Botafogo e a goleada de cidadania
Domingo é dia de futebol, nossa paixão nacional. Ocorre que, em tempos de pandemia, as paixões devem ser refreadas e a prudência e os cuidados com a saúde e preservação da vida priorizados. Não foi assim que pensaram os dirigentes do futebol do Rio de Janeiro, que, apesar dos altos índices de contaminação e mortes, determinaram a volta dos jogos contrariando o conselho de autoridades sanitárias e o desejo de alguns clubes e vários atletas.
O glorioso Botafogo de Futebol e Regatas resolveu reiterar sua insatisfação de um modo muito criativo e consciente. Na partida contra a Cabofriense, a equipe de general Severiano entrou em campo ostentando uma faixa com os dizeres: “Protocolo bom é o que respeita vidas". Logo aos dois minutos de partida todos seus jogadores se ajoelharam pelo fim do racismo. Do outro lado, os jogadores adversários permaneceram em pé, respeitosamente, com exceção do jovem Luan Santos que também ficou de joelhos e ao final esclareceu que aderiu a iniciativa por já ter sido vítima de racismo. “Fui chamado de macaco e nunca esqueci”, afirmou.

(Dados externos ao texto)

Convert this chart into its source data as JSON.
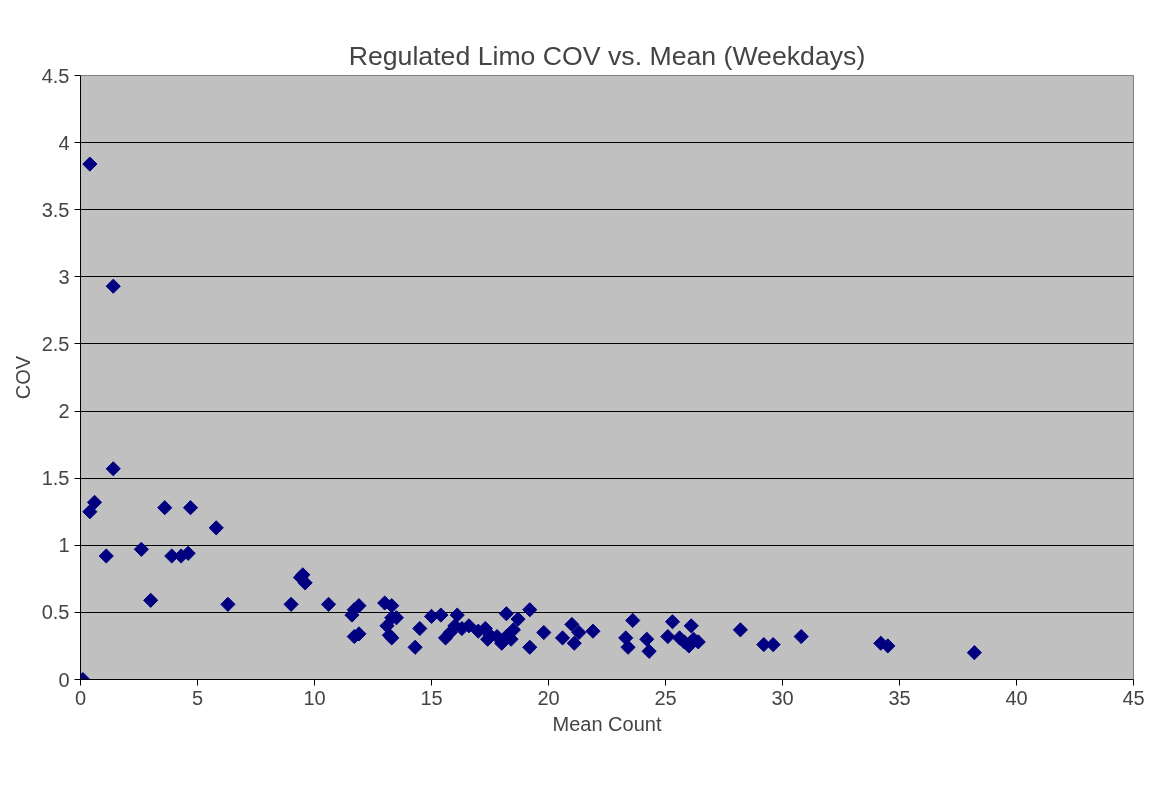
{
  "chart_data": {
    "type": "scatter",
    "title": "Regulated Limo COV vs. Mean (Weekdays)",
    "xlabel": "Mean Count",
    "ylabel": "COV",
    "xlim": [
      0,
      45
    ],
    "xticks": [
      0,
      5,
      10,
      15,
      20,
      25,
      30,
      35,
      40,
      45
    ],
    "ylim": [
      0,
      4.5
    ],
    "yticks": [
      0,
      0.5,
      1,
      1.5,
      2,
      2.5,
      3,
      3.5,
      4,
      4.5
    ],
    "grid": "y",
    "marker": "diamond",
    "series": [
      {
        "color": "#000080",
        "x": [
          0.1,
          0.4,
          1.4,
          1.4,
          0.6,
          0.4,
          1.1,
          2.6,
          3.0,
          3.6,
          3.9,
          4.3,
          4.6,
          4.7,
          5.8,
          6.3,
          9.0,
          9.4,
          9.5,
          9.6,
          10.6,
          11.6,
          11.7,
          11.9,
          11.7,
          11.9,
          13.0,
          13.3,
          13.1,
          13.3,
          13.2,
          13.3,
          13.5,
          14.3,
          14.5,
          15.0,
          15.4,
          15.6,
          15.8,
          16.0,
          16.1,
          16.3,
          16.6,
          17.0,
          17.3,
          17.4,
          17.5,
          17.8,
          18.0,
          18.2,
          18.2,
          18.4,
          18.5,
          18.7,
          19.2,
          19.2,
          19.8,
          20.6,
          21.0,
          21.1,
          21.3,
          21.9,
          23.3,
          23.4,
          23.6,
          24.2,
          24.3,
          25.1,
          25.3,
          25.6,
          25.8,
          26.0,
          26.1,
          26.2,
          26.4,
          28.2,
          29.2,
          29.6,
          30.8,
          34.2,
          34.5,
          38.2
        ],
        "values": [
          0,
          3.84,
          2.93,
          1.57,
          1.32,
          1.25,
          0.92,
          0.97,
          0.59,
          1.28,
          0.92,
          0.92,
          0.94,
          1.28,
          1.13,
          0.56,
          0.56,
          0.76,
          0.78,
          0.72,
          0.56,
          0.48,
          0.52,
          0.55,
          0.32,
          0.34,
          0.57,
          0.55,
          0.4,
          0.46,
          0.33,
          0.31,
          0.46,
          0.24,
          0.38,
          0.47,
          0.48,
          0.31,
          0.35,
          0.4,
          0.48,
          0.38,
          0.4,
          0.36,
          0.38,
          0.3,
          0.33,
          0.32,
          0.27,
          0.49,
          0.32,
          0.3,
          0.37,
          0.45,
          0.52,
          0.24,
          0.35,
          0.31,
          0.41,
          0.27,
          0.35,
          0.36,
          0.31,
          0.24,
          0.44,
          0.3,
          0.21,
          0.32,
          0.43,
          0.31,
          0.28,
          0.25,
          0.4,
          0.3,
          0.28,
          0.37,
          0.26,
          0.26,
          0.32,
          0.27,
          0.25,
          0.2
        ]
      }
    ]
  }
}
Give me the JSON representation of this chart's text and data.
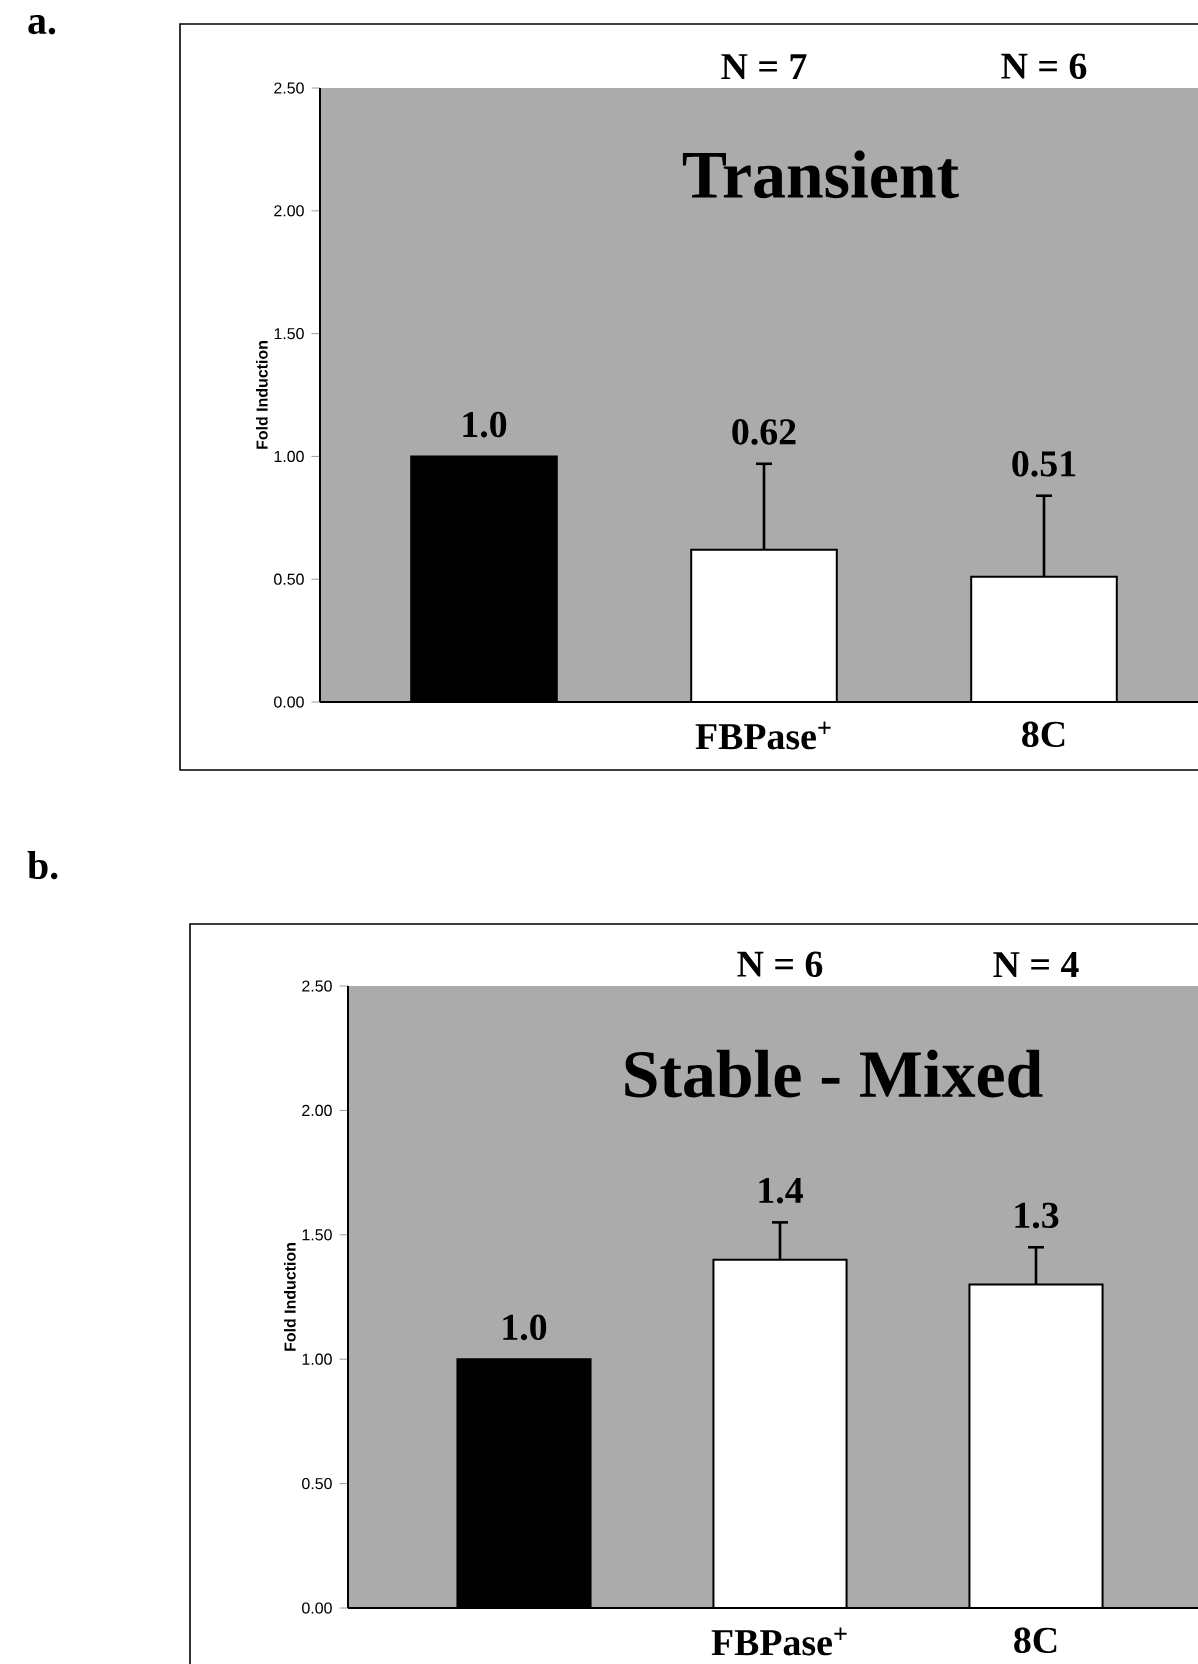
{
  "chart_data": [
    {
      "type": "bar",
      "title": "Transient",
      "ylabel": "Fold Induction",
      "categories": [
        null,
        "FBPase$^{+}$",
        "8C"
      ],
      "values": [
        1.0,
        0.62,
        0.51
      ],
      "colors": [
        "#000000",
        "#ffffff",
        "#ffffff"
      ],
      "errors": [
        null,
        [
          0.62,
          0.97
        ],
        [
          0.51,
          0.84
        ]
      ],
      "value_labels": [
        "1.0",
        "0.62",
        "0.51"
      ],
      "ylim": [
        0,
        2.5
      ],
      "yticks": [
        {
          "value": 0,
          "label": "0.00"
        },
        {
          "value": 0.5,
          "label": "0.50"
        },
        {
          "value": 1,
          "label": "1.00"
        },
        {
          "value": 1.5,
          "label": "1.50"
        },
        {
          "value": 2,
          "label": "2.00"
        },
        {
          "value": 2.5,
          "label": "2.50"
        }
      ],
      "annotations": [
        "a.",
        "N = 7",
        "N = 6"
      ]
    },
    {
      "type": "bar",
      "title": "Stable - Mixed",
      "ylabel": "Fold Induction",
      "categories": [
        null,
        "FBPase$^{+}$",
        "8C"
      ],
      "values": [
        1.0,
        1.4,
        1.3
      ],
      "colors": [
        "#000000",
        "#ffffff",
        "#ffffff"
      ],
      "errors": [
        null,
        [
          1.4,
          1.55
        ],
        [
          1.3,
          1.45
        ]
      ],
      "value_labels": [
        "1.0",
        "1.4",
        "1.3"
      ],
      "ylim": [
        0,
        2.5
      ],
      "yticks": [
        {
          "value": 0,
          "label": "0.00"
        },
        {
          "value": 0.5,
          "label": "0.50"
        },
        {
          "value": 1,
          "label": "1.00"
        },
        {
          "value": 1.5,
          "label": "1.50"
        },
        {
          "value": 2,
          "label": "2.00"
        },
        {
          "value": 2.5,
          "label": "2.50"
        }
      ],
      "annotations": [
        "b.",
        "N = 6",
        "N = 4"
      ]
    }
  ]
}
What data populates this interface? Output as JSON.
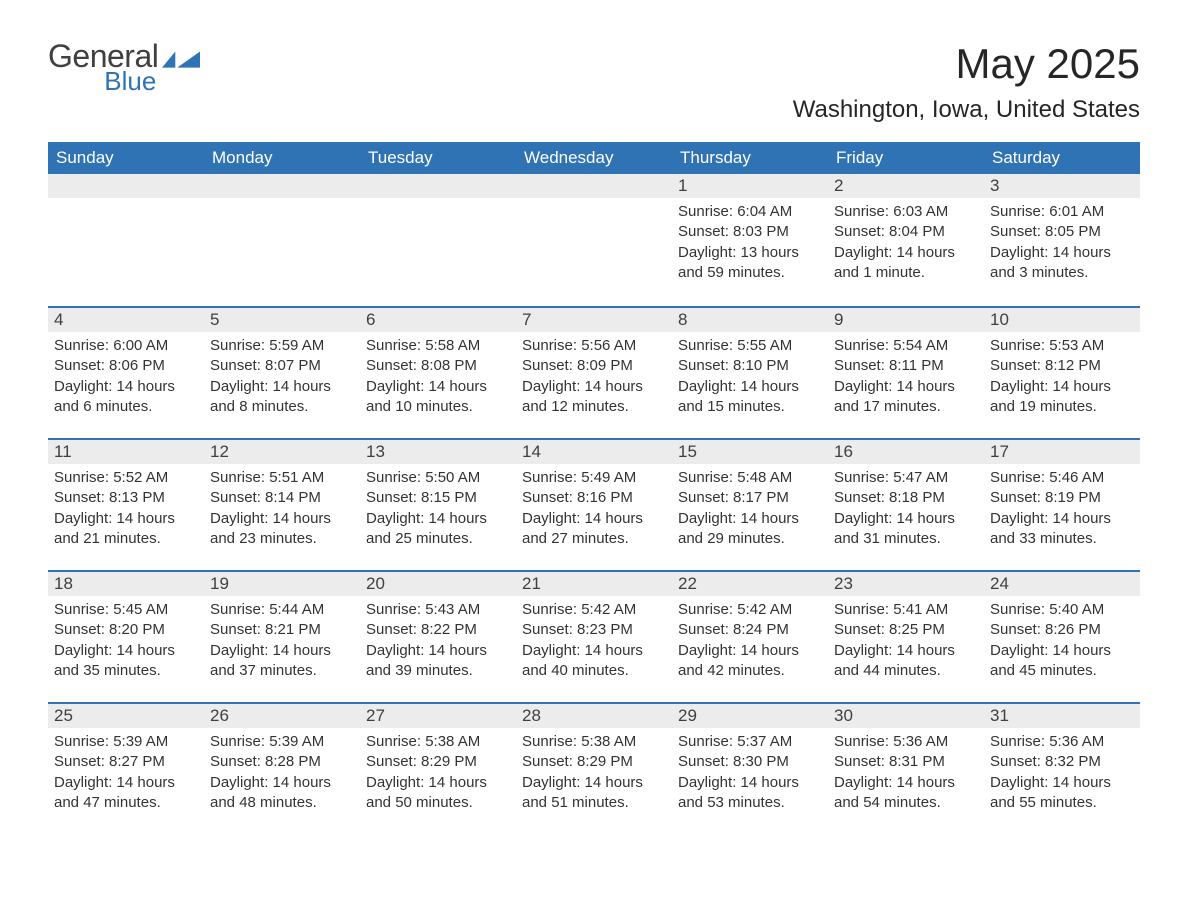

Além disso, na frente das camisas havia a frase “Vidas Negras Importam” e atrás, logo acima do número, a mensagem “Obrigado profissionais na linha de frente contra a COVID-19”. A torcida aderiu à campanha comprando centenas de uniformes, sendo que parte da renda será destinada à Educafro, uma ONG de combate ao racismo que luta por inclusão de negros nas universidades.
O triplo protesto foi pertinente e em sintonia com as manifestações mundiais por igualdade racial e com a preocupação mundial na busca pela redução dos danos causados pelo novo coronavírus. A demonstração de solidariedade aos profissionais de saúde que diuturnamente superam a falta de estrutura, recursos, equipamentos de proteção individual e insumos, enfrentando o potente vírus foi um ato envolvo por simbolismo. Já são 169 mortos e 83.118 infectados que, nos últimos dias, ainda tiveram hospitais invadidos e sofreram ameaças de pessoas que, com ações insanas e desnecessárias, expuseram suas vidas e as dos pacientes.
O protesto alvinegro alerta que futebol, saúde e economia precisam de gestão e planejamento. Também necessitam de líderes competentes e compromissados com a coletividade. É obvio que todos desejamos a retomada das atividades sociais e produtivas, mas com toda segurança. Sabemos, ainda que, superada a pandemia, não poderemos continuar desorganizados como antes. Será necessário implantar uma nova mentalidade, uma cultura, onde a pessoa seja a prioridade. Os anunciados investimentos em saneamento básico devem sair do papel e a rede pública de saúde precisa de financiamento vigoroso, pois fortalecendo o SUS garantimos mais saúde e preservamos vidas. Para superar a crise, a educação deverá experimentar alterações consideráveis e o setor produtivo buscar reestruturação para preservar as empresas, gerar mais emprego e renda sem sacrificar seus empregados.
O engajamento de artistas, atletas profissionais e lideranças dos mais variados setores é indispensável, já que as autoridades políticas não conseguiram, até agora, conduzir nosso país neste tempo de tanta dificuldade.
Quanto ao resultado da partida, no final o time da Estrela Solitária venceu por 6 a 2 e, mais do que um espetáculo de futebol, o clube onde desfilaram, Nilton Santos, Jairzinho, Didi, Gérson e Mané Garrincha(A Alegria do Povo), deu um show de consciência e uma goleada de cidadania.